Mohamed Elaalim Adam Ahmed, Ghanim Said Saleh Alsa Idi, Baaziz Ali Alfakih, Maher Ibrahim Ebed Emam

ABSTRACT

This research is an effort to shed light on the positive value of the amazing technical development that has organized humanity in various fields of life towards achieving, establishing and disseminating justice. And research as well; An attempt to emphasize the possibility of achieving and strengthening the philosophy of "technology for good," especially in the field of justice, in a way that contributes to its effective achievement, with strict adherence to established principles of judiciary and litigation. Through it, it is linked to technology. It is not a matter of control and control based on blind academic nervousness, arrogant professional tendencies, or isolated technical dominance. Rather, it is an integration and harmonization between them.

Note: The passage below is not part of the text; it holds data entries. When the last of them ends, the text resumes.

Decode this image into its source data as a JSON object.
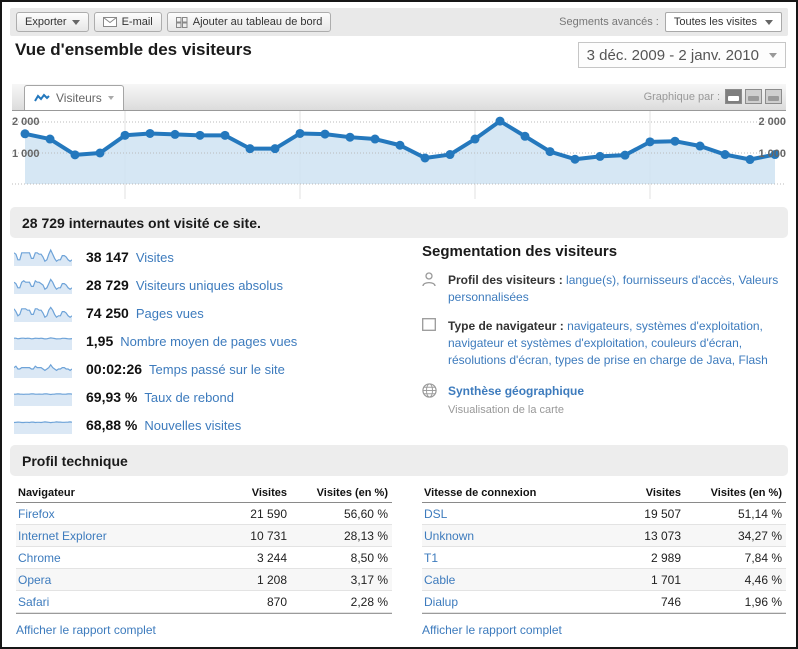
{
  "toolbar": {
    "export_label": "Exporter",
    "email_label": "E-mail",
    "add_dashboard_label": "Ajouter au tableau de bord",
    "segments_label": "Segments avancés :",
    "segments_value": "Toutes les visites"
  },
  "header": {
    "title": "Vue d'ensemble des visiteurs",
    "date_range": "3 déc. 2009 - 2 janv. 2010"
  },
  "chart": {
    "tab_label": "Visiteurs",
    "graph_by_label": "Graphique par :",
    "y_top_label": "2 000",
    "y_mid_label": "1 000"
  },
  "chart_data": {
    "type": "line",
    "title": "Visiteurs",
    "date_range": "3 déc. 2009 - 2 janv. 2010",
    "x_start": "3 déc. 2009",
    "x_end": "2 janv. 2010",
    "values": [
      1620,
      1450,
      940,
      1000,
      1570,
      1630,
      1600,
      1570,
      1570,
      1140,
      1140,
      1630,
      1610,
      1510,
      1450,
      1250,
      840,
      950,
      1450,
      2030,
      1540,
      1045,
      800,
      890,
      930,
      1360,
      1380,
      1225,
      950,
      790,
      950
    ],
    "ylim": [
      0,
      2200
    ],
    "y_gridlines": [
      1000,
      2000
    ],
    "week_gridline_indices": [
      4,
      11,
      18,
      25
    ],
    "line_color": "#2478bd",
    "area_color": "#cfe3f2"
  },
  "banner": {
    "text": "28 729 internautes ont visité ce site."
  },
  "metrics": [
    {
      "value": "38 147",
      "label": "Visites",
      "spark": [
        8,
        7,
        3,
        3,
        8,
        8,
        8,
        8,
        8,
        4,
        4,
        8,
        8,
        7,
        7,
        5,
        2,
        3,
        7,
        10,
        7,
        4,
        2,
        3,
        3,
        6,
        6,
        5,
        3,
        2,
        3
      ]
    },
    {
      "value": "28 729",
      "label": "Visiteurs uniques absolus",
      "spark": [
        7,
        6,
        3,
        3,
        7,
        8,
        7,
        7,
        7,
        4,
        4,
        8,
        7,
        7,
        6,
        5,
        2,
        3,
        6,
        9,
        7,
        4,
        2,
        3,
        3,
        6,
        6,
        5,
        3,
        2,
        3
      ]
    },
    {
      "value": "74 250",
      "label": "Pages vues",
      "spark": [
        8,
        6,
        3,
        4,
        8,
        8,
        8,
        7,
        7,
        4,
        4,
        8,
        8,
        7,
        7,
        5,
        2,
        3,
        7,
        9,
        7,
        4,
        2,
        3,
        3,
        6,
        6,
        5,
        3,
        2,
        3
      ]
    },
    {
      "value": "1,95",
      "label": "Nombre moyen de pages vues",
      "spark": [
        7,
        7,
        6.6,
        6.8,
        7,
        7,
        6.8,
        7,
        6.9,
        6.6,
        6.7,
        7,
        6.9,
        6.8,
        7,
        6.8,
        6.5,
        6.6,
        6.9,
        7.2,
        7,
        6.8,
        6.5,
        6.6,
        6.6,
        6.9,
        6.9,
        6.8,
        6.6,
        6.5,
        6.7
      ]
    },
    {
      "value": "00:02:26",
      "label": "Temps passé sur le site",
      "spark": [
        6,
        7,
        5,
        5,
        6,
        6,
        6,
        6,
        6,
        5,
        5,
        7,
        6,
        6,
        6,
        5,
        4,
        5,
        6,
        8,
        6,
        5,
        4,
        5,
        5,
        6,
        6,
        5,
        5,
        4,
        5
      ]
    },
    {
      "value": "69,93 %",
      "label": "Taux de rebond",
      "spark": [
        7,
        7,
        7.2,
        7.1,
        7,
        6.9,
        7,
        7,
        7.1,
        7.3,
        7.2,
        7,
        7,
        7.1,
        7,
        7.1,
        7.3,
        7.2,
        7,
        6.8,
        7,
        7.1,
        7.3,
        7.2,
        7.2,
        7,
        7,
        7.1,
        7.2,
        7.3,
        7.1
      ]
    },
    {
      "value": "68,88 %",
      "label": "Nouvelles visites",
      "spark": [
        6.8,
        6.9,
        7.1,
        7,
        6.8,
        6.8,
        6.9,
        6.9,
        6.8,
        7.1,
        7.1,
        6.8,
        6.9,
        6.9,
        6.8,
        7,
        7.2,
        7.1,
        6.9,
        6.7,
        6.9,
        7,
        7.2,
        7.1,
        7.1,
        6.9,
        6.9,
        7,
        7.1,
        7.2,
        7
      ]
    }
  ],
  "segmentation": {
    "title": "Segmentation des visiteurs",
    "rows": [
      {
        "icon": "person-icon",
        "label": "Profil des visiteurs :",
        "links": [
          "langue(s),",
          "fournisseurs d'accès,",
          "Valeurs personnalisées"
        ]
      },
      {
        "icon": "monitor-icon",
        "label": "Type de navigateur :",
        "links": [
          "navigateurs,",
          "systèmes d'exploitation,",
          "navigateur et systèmes d'exploitation,",
          "couleurs d'écran,",
          "résolutions d'écran,",
          "types de prise en charge de Java,",
          "Flash"
        ]
      }
    ],
    "geo": {
      "title": "Synthèse géographique",
      "subtitle": "Visualisation de la carte"
    }
  },
  "technical": {
    "title": "Profil technique",
    "tables": [
      {
        "name": "browser-table",
        "columns": [
          "Navigateur",
          "Visites",
          "Visites (en %)"
        ],
        "rows": [
          [
            "Firefox",
            "21 590",
            "56,60 %"
          ],
          [
            "Internet Explorer",
            "10 731",
            "28,13 %"
          ],
          [
            "Chrome",
            "3 244",
            "8,50 %"
          ],
          [
            "Opera",
            "1 208",
            "3,17 %"
          ],
          [
            "Safari",
            "870",
            "2,28 %"
          ]
        ],
        "footer_link": "Afficher le rapport complet"
      },
      {
        "name": "connection-speed-table",
        "columns": [
          "Vitesse de connexion",
          "Visites",
          "Visites (en %)"
        ],
        "rows": [
          [
            "DSL",
            "19 507",
            "51,14 %"
          ],
          [
            "Unknown",
            "13 073",
            "34,27 %"
          ],
          [
            "T1",
            "2 989",
            "7,84 %"
          ],
          [
            "Cable",
            "1 701",
            "4,46 %"
          ],
          [
            "Dialup",
            "746",
            "1,96 %"
          ]
        ],
        "footer_link": "Afficher le rapport complet"
      }
    ]
  },
  "colors": {
    "link_blue": "#3d7bbd",
    "chart_line": "#2478bd",
    "chart_area": "#cfe3f2",
    "spark_line": "#6ea3d8",
    "spark_area": "#dbe8f5",
    "bar_gray": "#ededed"
  }
}
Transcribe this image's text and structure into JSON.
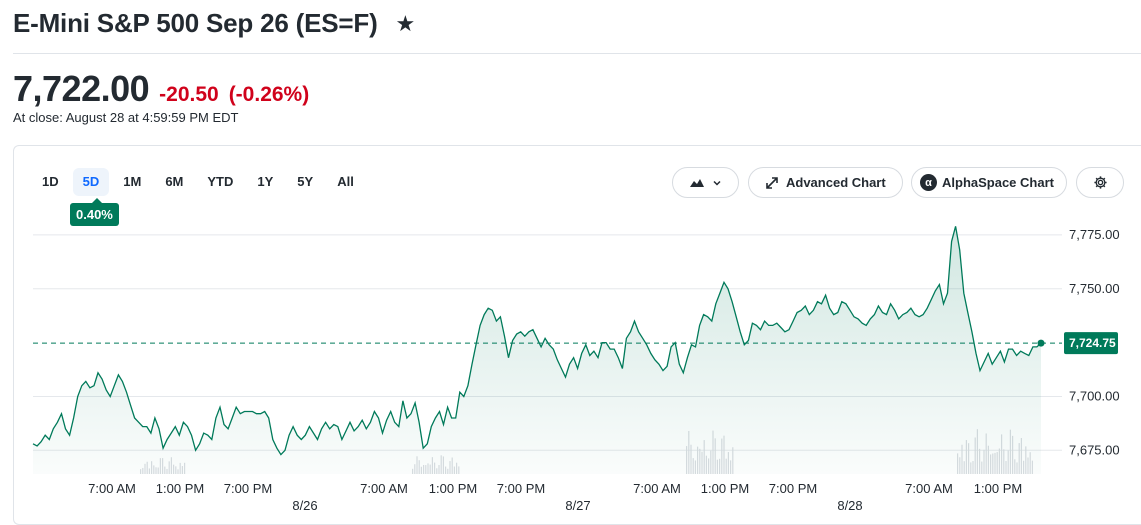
{
  "header": {
    "title": "E-Mini S&P 500 Sep 26 (ES=F)",
    "star_icon": "★"
  },
  "quote": {
    "price": "7,722.00",
    "change": "-20.50",
    "change_pct": "(-0.26%)",
    "close_time": "At close: August 28 at 4:59:59 PM EDT"
  },
  "colors": {
    "up": "#007a5a",
    "down": "#d0021b",
    "active_range": "#0f69ff"
  },
  "toolbar": {
    "ranges": [
      "1D",
      "5D",
      "1M",
      "6M",
      "YTD",
      "1Y",
      "5Y",
      "All"
    ],
    "active_range": "5D",
    "range_change_badge": "0.40%",
    "chart_type_icon": "mountain-chart-icon",
    "advanced_chart_label": "Advanced Chart",
    "alphaspace_chart_label": "AlphaSpace Chart",
    "alpha_symbol": "α",
    "settings_icon": "gear-icon"
  },
  "chart_data": {
    "type": "area",
    "series": [
      {
        "values": [
          7678,
          7677,
          7679,
          7682,
          7680,
          7685,
          7688,
          7692,
          7685,
          7682,
          7690,
          7700,
          7705,
          7707,
          7704,
          7705,
          7711,
          7708,
          7703,
          7700,
          7705,
          7710,
          7707,
          7702,
          7696,
          7690,
          7688,
          7686,
          7686,
          7683,
          7690,
          7685,
          7676,
          7680,
          7683,
          7686,
          7682,
          7688,
          7686,
          7682,
          7675,
          7678,
          7683,
          7682,
          7680,
          7690,
          7695,
          7687,
          7685,
          7690,
          7695,
          7692,
          7693,
          7693,
          7693,
          7692,
          7692,
          7693,
          7690,
          7680,
          7676,
          7673,
          7675,
          7682,
          7686,
          7682,
          7680,
          7682,
          7686,
          7683,
          7680,
          7685,
          7688,
          7685,
          7687,
          7686,
          7680,
          7684,
          7688,
          7684,
          7686,
          7689,
          7685,
          7688,
          7693,
          7690,
          7683,
          7689,
          7693,
          7688,
          7686,
          7698,
          7690,
          7692,
          7697,
          7688,
          7676,
          7678,
          7686,
          7690,
          7693,
          7687,
          7695,
          7690,
          7690,
          7702,
          7700,
          7705,
          7715,
          7724,
          7733,
          7738,
          7741,
          7740,
          7735,
          7737,
          7728,
          7718,
          7726,
          7729,
          7730,
          7728,
          7730,
          7731,
          7727,
          7723,
          7727,
          7724,
          7722,
          7717,
          7713,
          7709,
          7715,
          7718,
          7713,
          7720,
          7724,
          7719,
          7721,
          7718,
          7725,
          7725,
          7722,
          7722,
          7718,
          7713,
          7727,
          7730,
          7735,
          7730,
          7727,
          7724,
          7720,
          7717,
          7715,
          7712,
          7714,
          7723,
          7725,
          7715,
          7711,
          7718,
          7724,
          7723,
          7733,
          7738,
          7737,
          7735,
          7743,
          7748,
          7753,
          7750,
          7744,
          7737,
          7730,
          7724,
          7726,
          7734,
          7733,
          7731,
          7735,
          7733,
          7733,
          7734,
          7732,
          7730,
          7731,
          7735,
          7739,
          7740,
          7742,
          7738,
          7740,
          7744,
          7743,
          7747,
          7741,
          7738,
          7739,
          7744,
          7743,
          7740,
          7737,
          7736,
          7734,
          7733,
          7736,
          7738,
          7742,
          7739,
          7738,
          7743,
          7740,
          7736,
          7738,
          7739,
          7741,
          7738,
          7737,
          7738,
          7741,
          7745,
          7749,
          7752,
          7743,
          7748,
          7772,
          7779,
          7768,
          7748,
          7739,
          7730,
          7720,
          7712,
          7716,
          7720,
          7715,
          7718,
          7721,
          7716,
          7722,
          7722,
          7719,
          7721,
          7720,
          7719,
          7723,
          7723,
          7724.75
        ]
      }
    ],
    "y_ticks": [
      "7,775.00",
      "7,750.00",
      "7,700.00",
      "7,675.00"
    ],
    "y_tick_values": [
      7775,
      7750,
      7700,
      7675
    ],
    "y_range": [
      7664,
      7781
    ],
    "reference_line": 7724.75,
    "last_price_label": "7,724.75",
    "x_tick_labels": [
      "7:00 AM",
      "1:00 PM",
      "7:00 PM",
      "7:00 AM",
      "1:00 PM",
      "7:00 PM",
      "7:00 AM",
      "1:00 PM",
      "7:00 PM",
      "7:00 AM",
      "1:00 PM"
    ],
    "x_date_labels": [
      "8/26",
      "8/27",
      "8/28"
    ],
    "grid": true
  }
}
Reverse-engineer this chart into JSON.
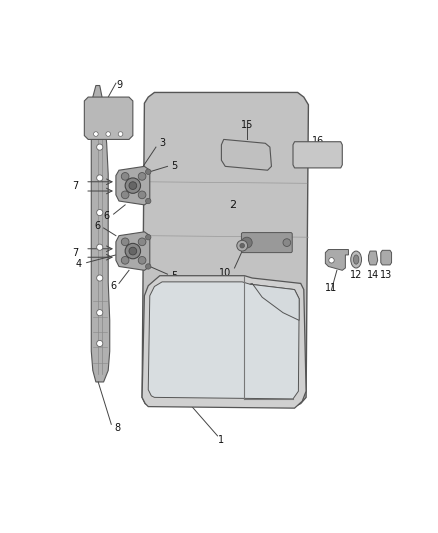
{
  "bg_color": "#ffffff",
  "fig_width": 4.38,
  "fig_height": 5.33,
  "door_color": "#c0c0c0",
  "door_edge": "#555555",
  "pillar_color": "#b8b8b8",
  "hinge_color": "#aaaaaa",
  "part_color": "#bbbbbb",
  "label_fs": 7,
  "line_color": "#444444"
}
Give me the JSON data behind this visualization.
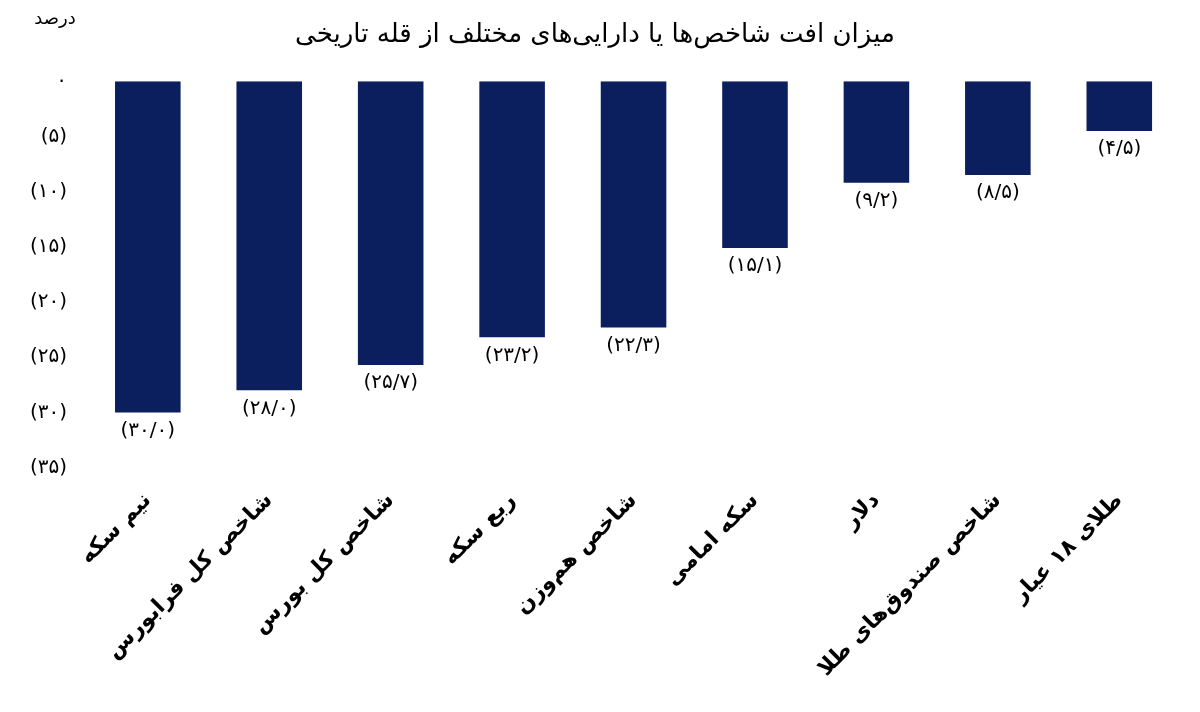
{
  "chart_data": {
    "type": "bar",
    "title": "میزان افت شاخص‌ها یا دارایی‌های مختلف از قله تاریخی",
    "ylabel": "درصد",
    "categories": [
      "نیم سکه",
      "شاخص کل فرابورس",
      "شاخص کل بورس",
      "ربع سکه",
      "شاخص هم‌وزن",
      "سکه امامی",
      "دلار",
      "شاخص صندوق‌های طلا",
      "طلای ۱۸ عیار"
    ],
    "values": [
      -30.0,
      -28.0,
      -25.7,
      -23.2,
      -22.3,
      -15.1,
      -9.2,
      -8.5,
      -4.5
    ],
    "value_labels": [
      "(۳۰/۰)",
      "(۲۸/۰)",
      "(۲۵/۷)",
      "(۲۳/۲)",
      "(۲۲/۳)",
      "(۱۵/۱)",
      "(۹/۲)",
      "(۸/۵)",
      "(۴/۵)"
    ],
    "color": "#0b1f5e",
    "ylim": [
      -35,
      0
    ],
    "yticks": [
      {
        "value": 0,
        "label": "۰"
      },
      {
        "value": -5,
        "label": "(۵)"
      },
      {
        "value": -10,
        "label": "(۱۰)"
      },
      {
        "value": -15,
        "label": "(۱۵)"
      },
      {
        "value": -20,
        "label": "(۲۰)"
      },
      {
        "value": -25,
        "label": "(۲۵)"
      },
      {
        "value": -30,
        "label": "(۳۰)"
      },
      {
        "value": -35,
        "label": "(۳۵)"
      }
    ],
    "grid": false,
    "legend": false
  }
}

For effective management and organization, it achieves better facilitation of access to justice and increases the efficiency and level of the judicial and judicial work system, with transparency. With speed, simplification, and security. All of that; in an advanced, integrated, and diverse work environment. To achieve the research endeavour, we first reviewed: Some aspects of rapid technical development from the first industrial revolution until the fourth industrial revolution, and even; and the features of the Fifth Industrial Revolution that seemed apparent. Then, in the first section, we presented the concept of electronic litigation and technical efforts in the era of the digital revolution. In the second section, we looked at the most important principles of judiciary and litigation, to talk about then: About the dialectical relationship and the possibility of control and harmonization between it and digital technology. The research reached several results and recommendations, most notably: the possibility of achieving a balance between the principles of justice and digital development, provided that some traditional concepts are reformulated and judicial legislation is modernized. With the use of the "robot judge" in a limited way, without prejudice to the role of the human judge.